L'amour s'appelait Woody Allen et Diane Keaton, Scarlett Johansson et Jonathan Rhys Meyer.
Il s'appelle maintenant Kristen Stewart et Jesse Eisenberg. Et c'est (au moins) aussi beau, aussi bien.
On a jamais vu aussi fabuleux clone du cinéaste que le super Eisenberg, qui apporte en plus au personnage sa capacité, déjà vue dans le très bon Social Network de Fincher, à dissimuler un être assez sombre et machiavélique derrière un visage d'ange innocent.
Et quelle carrière que celle qu'est en train de bâtir Kristen Stewart! On croyait l'héroïne de la saga Twilight condamnée à rester, comme tant d'autres avant elle, une icône pour adolescents, et à disparaître progressivement des radars.
On se fourvoyait, mais alors dans les grandes largeurs! On l'a depuis vue tour à tour dans Sils Maria d'Olivier Assayas, Still Alice de Richard Glatzer et Wash Westmoreland et, donc, dans Café Society (elle est également à l'affiche du nouveau film d'Assayas, Personal Shoper, en compétition à Cannes), toujours aussi surprenante et réjouissante dans ses choix que parfaite dans ses prestations.
Le duo concocté par Allen est d'autant plus génial qu'il rassemble deux acteurs incroyables dans leur jeu, totalement à contre pied de l'éternelle mode hollywoodienne de la performance: ils semblent toujours jouer de la même manière ou presque (mêmes mimiques...) mais confèrent toujours à leurs personnages, qu'ils comprennent parfaitement, quelque chose de toujours différent et merveilleux.
Woody Allen déploie autour du fil rouge amoureux une panoplie de personnages fantasques, originaux, qu'il prend un malin plaisir à décrire. Son histoire est ainsi parsemée d'anecdotes, d'incises, qui lui permettent d'adoucir son propos sans jamais perdre le fil et en enrichissant toujours son oeuvre, ponctuée de dialogues magistraux, notamment sur la religion et l'humanité, qui prennent tout leur sens quand on sait que l'histoire se déroule à la fin des années 30, soit juste avant que la première propulse la seconde jusqu'au bout de l'enfer.

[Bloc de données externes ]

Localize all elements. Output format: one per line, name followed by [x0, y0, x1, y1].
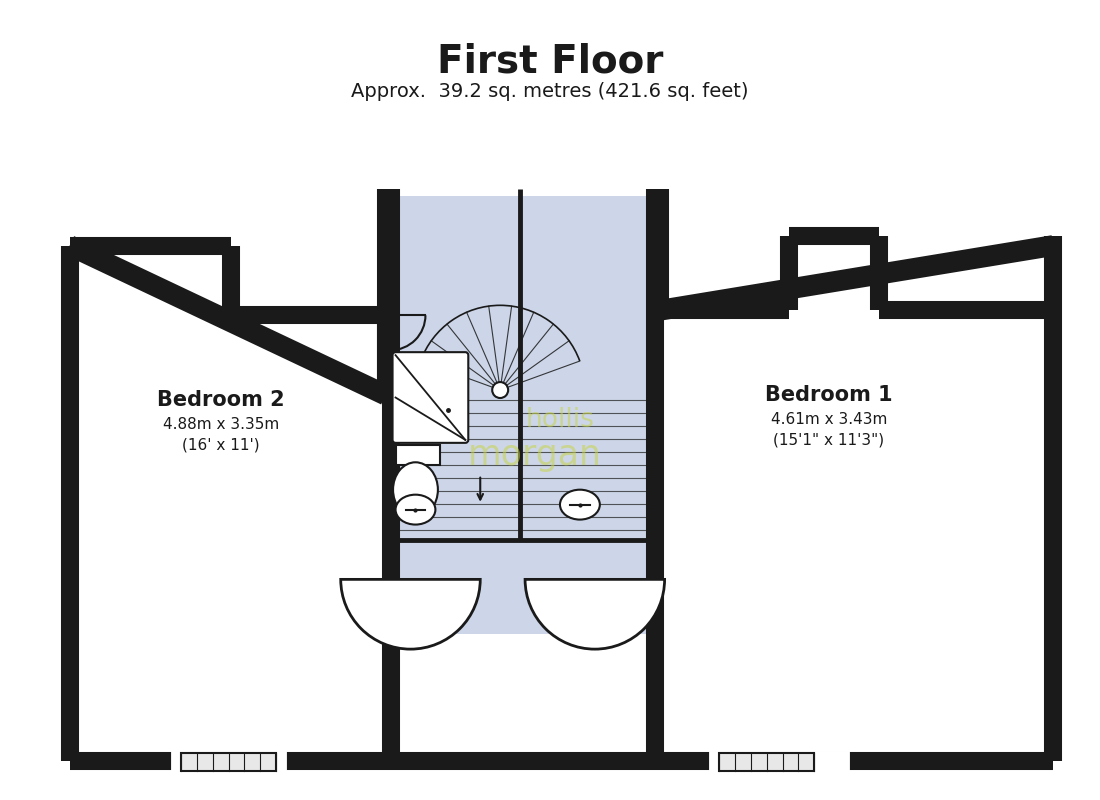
- Text: (15'1" x 11'3"): (15'1" x 11'3"): [773, 432, 884, 447]
- Text: First Floor: First Floor: [437, 42, 663, 80]
- Text: 4.61m x 3.43m: 4.61m x 3.43m: [771, 413, 888, 427]
- Wedge shape: [525, 579, 664, 649]
- Ellipse shape: [560, 490, 600, 519]
- Bar: [182, 753, 276, 770]
- Circle shape: [492, 382, 508, 398]
- Bar: [390, 196, 660, 634]
- Text: 4.88m x 3.35m: 4.88m x 3.35m: [163, 418, 279, 433]
- Text: Bedroom 2: Bedroom 2: [157, 390, 285, 410]
- Bar: [396, 445, 440, 465]
- Text: morgan: morgan: [469, 438, 602, 472]
- Bar: [719, 753, 814, 770]
- Text: Approx.  39.2 sq. metres (421.6 sq. feet): Approx. 39.2 sq. metres (421.6 sq. feet): [351, 82, 749, 101]
- Ellipse shape: [396, 494, 436, 525]
- Text: (16' x 11'): (16' x 11'): [183, 438, 260, 452]
- Ellipse shape: [393, 462, 438, 517]
- FancyBboxPatch shape: [393, 352, 469, 443]
- Wedge shape: [341, 579, 481, 649]
- Text: hollis: hollis: [526, 407, 594, 433]
- Text: Bedroom 1: Bedroom 1: [766, 385, 893, 405]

Le tout est parfaitement construit par une équipe technique rodée depuis des décennies: derrière la caméra, Woody déroule son sujet et ses plans et filme toujours aussi bien New York, le génie Vittorio Storaro offre une photographie splendide et le montage est très bon (particulièrement le superbe raccord qui marque le passage du récit de Los Angeles à New York).
Le chef d'oeuvre, prend fin en 1939, à la veille de l'effondrement de la société humaine que le cinéaste raconte si merveilleusement, laissant la gorge serrée mais le sourire au lèvres au spectateur.